Lo que pretendo en este texto es, de manera sencilla, mostrar que Kant se anticipó a las críticas esbozadas y disipó la aparente antinomia respecto a los deberes para con uno mismo de una manera aceptable, incluso sin comprometerse con el dualismo radical entre lo fenoménico y lo nouménico. Para ello, me apoyo en comentaristas, como Jens Timmermann y Lara Denis. Después, demostraré por qué me parece aún más interesante la crítica matizada que hace Fichte, en su Sittenlehre de 1798, al tratamiento kantiano de los deberes para con uno mismo. Él no rechaza del todo estos deberes, pero sí disminuye su importancia sistemática, replanteándolos como mediatos y condicionados por motivos que parecen más de fondo, y que, a diferencia de las objeciones anteriores, no cabe descartar de modo simple solamente con la doctrina kantiana de la virtud, sino que se requiere extender la discusión hacia rasgos más fundamentales de la comprensión kantiana de la moral. Finalmente, intentaré dar ese paso y defender a Kant de la asimilación crítica fichteana.
II
Ya desde la “fórmula de la Humanidad” del imperativo categórico que presenta la Fundamentación de la metafísica de las costumbres, se ordena reconocer la dignidad de los seres humanos, tanto en la persona de los demás como en la de uno mismo (GMS Ak. IV: 429), lo cual fundamenta la necesidad de deberes hacia o para con uno mismo (gegen sich selbst). Aunque esta fórmula por sí sola no expone de manera detallada o jerarquizada la relación entre estos deberes y aquellos que se mandan hacia o para con los demás (gegen die Anderen), tampoco se enfrentan las objeciones antes anotadas. En la Doctrina de la virtud, Kant analiza temáticamente los deberes para con uno mismo, siendo uno de los puntos donde es más explícito el distanciamiento respecto de los tratamientos anteriores del asunto, para él deficientes e incorrectos. 6
En Tugendlehre, antes de emprender el análisis de los deberes concretos de virtud para con uno mismo (la autoconservación, la temperancia, la sexualidad, la veracidad, la humildad, al desarrollo de los propios talentos, etcétera), Kant enfrenta una apariencia de antinomia o una antinomia aparente (Anschein, scheinbar) (Timmermann, 2013: 207 y ss.), que sintetiza así:
Si el yo que obliga se toma en el mismo sentido que el yo obligado, el deber hacia sí mismo es un concepto contradictorio. Porque en el concepto de deber está contenido el de una coerción pasiva (yo soy obligado).
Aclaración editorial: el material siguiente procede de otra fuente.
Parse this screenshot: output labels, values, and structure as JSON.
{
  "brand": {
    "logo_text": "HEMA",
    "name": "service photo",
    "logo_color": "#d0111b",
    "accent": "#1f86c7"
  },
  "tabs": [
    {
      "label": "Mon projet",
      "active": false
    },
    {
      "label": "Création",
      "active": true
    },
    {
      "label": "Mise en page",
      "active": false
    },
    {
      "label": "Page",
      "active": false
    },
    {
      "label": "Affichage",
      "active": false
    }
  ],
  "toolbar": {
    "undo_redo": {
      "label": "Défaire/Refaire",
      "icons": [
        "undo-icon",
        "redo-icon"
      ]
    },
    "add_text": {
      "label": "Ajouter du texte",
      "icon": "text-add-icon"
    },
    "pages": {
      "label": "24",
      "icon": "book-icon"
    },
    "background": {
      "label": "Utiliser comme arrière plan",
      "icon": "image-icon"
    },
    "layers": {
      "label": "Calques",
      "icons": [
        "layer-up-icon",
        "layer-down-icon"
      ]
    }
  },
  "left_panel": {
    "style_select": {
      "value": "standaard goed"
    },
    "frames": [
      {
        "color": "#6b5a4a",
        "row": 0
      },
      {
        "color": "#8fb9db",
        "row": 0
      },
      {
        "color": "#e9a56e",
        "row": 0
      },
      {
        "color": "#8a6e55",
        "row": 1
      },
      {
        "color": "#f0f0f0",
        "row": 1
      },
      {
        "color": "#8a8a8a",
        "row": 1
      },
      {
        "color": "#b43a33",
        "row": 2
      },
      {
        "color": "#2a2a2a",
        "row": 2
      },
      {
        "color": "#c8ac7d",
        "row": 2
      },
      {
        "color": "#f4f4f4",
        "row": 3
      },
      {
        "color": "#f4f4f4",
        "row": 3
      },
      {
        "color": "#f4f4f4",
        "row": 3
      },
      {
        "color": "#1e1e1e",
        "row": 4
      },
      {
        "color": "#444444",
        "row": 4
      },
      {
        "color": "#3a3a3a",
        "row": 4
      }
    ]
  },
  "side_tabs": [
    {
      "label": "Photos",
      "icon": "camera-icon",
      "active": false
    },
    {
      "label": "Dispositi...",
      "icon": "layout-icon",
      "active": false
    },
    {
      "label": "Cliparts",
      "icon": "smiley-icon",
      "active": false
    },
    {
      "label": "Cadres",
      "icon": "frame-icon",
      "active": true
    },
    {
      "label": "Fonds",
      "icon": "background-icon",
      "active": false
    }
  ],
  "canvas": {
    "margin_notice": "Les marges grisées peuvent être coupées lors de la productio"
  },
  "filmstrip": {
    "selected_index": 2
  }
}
Ahora bien, como es un deber hacia mí mismo, me represento como obligando, por tanto, ejerciendo una coerción activa (yo, el mismo sujeto, soy el que obliga); y la proposición que expresa un deber hacia sí mismo (yo debo obligarme a mí mismo) contendría una obligación de estar obligado (una obligación pasiva que, sin embargo, sería a la vez activa en el mismo sentido de la relación), por consiguiente, contendría una contradicción. […] El que obliga (auctor obligationis) puede exonerar de la obligación (terminus obligationis) al obligado (subiectum obligationis) en cualquier momento; por tanto (si los dos son uno y el mismo sujeto), no está obligado en absoluto a un deber que él mismo se impone: lo cual encierra una contradicción. (MdS Ak. VI: 417)7
Como puede verse, Kant se hace cargo del núcleo de las objeciones antes presentadas, el cual es la tesis de la antinomia aparente. El problema es que los deberes para con uno mismo parecen contradictorios, pero -he aquí la antítesis- sin ellos no habría deberes para con los demás ni deberes en general:
Suponiendo que no hubiera semejantes deberes [del hombre para consigo mismo], no habría ningún deber en general, tampoco deberes externos. -Porque yo no puedo reconocer que estoy obligado a otros más que en la medida en que me obligo a mí mismo: porque la ley, en virtud de la cual yo me considero obligado, procede en todos los casos de mi propia razón práctica, por la que soy coaccionado, siendo a la vez el que me coacciono a mí mismo. (MdS Ak. VI: 417-418)8
Es decir, la objeción contra los deberes para con uno mismo derrumba la idea de autonomía en su conjunto, pues lo que se niega de fondo es que sea la razón quien genera la necesidad práctica de obrar según sus propios principios. Además, en un nivel más operativo, es innegable que las obligaciones del agente con su propia dignidad le mantienen natural y moralmente apto para el cumplimiento de otros deberes cualesquiera: los deberes para con uno mismo son requisitos para la conservación de la libertad interior y de las capacidades como agente racional y moral. Sería imposible identificar y reconocer como tales los deberes hacia los otros seres humanos sin preservar y fortalecer las condiciones de receptividad del deber y las facultades involucradas en el juicio moral. El pleno cumplimiento de los deberes para con otras personas está condicionado por el progreso y la integridad de la moralidad, y así, no solamente por los deberes perfectos para con uno mismo, sino también por los deberes imperfectos (Denis, 2001: 157-160).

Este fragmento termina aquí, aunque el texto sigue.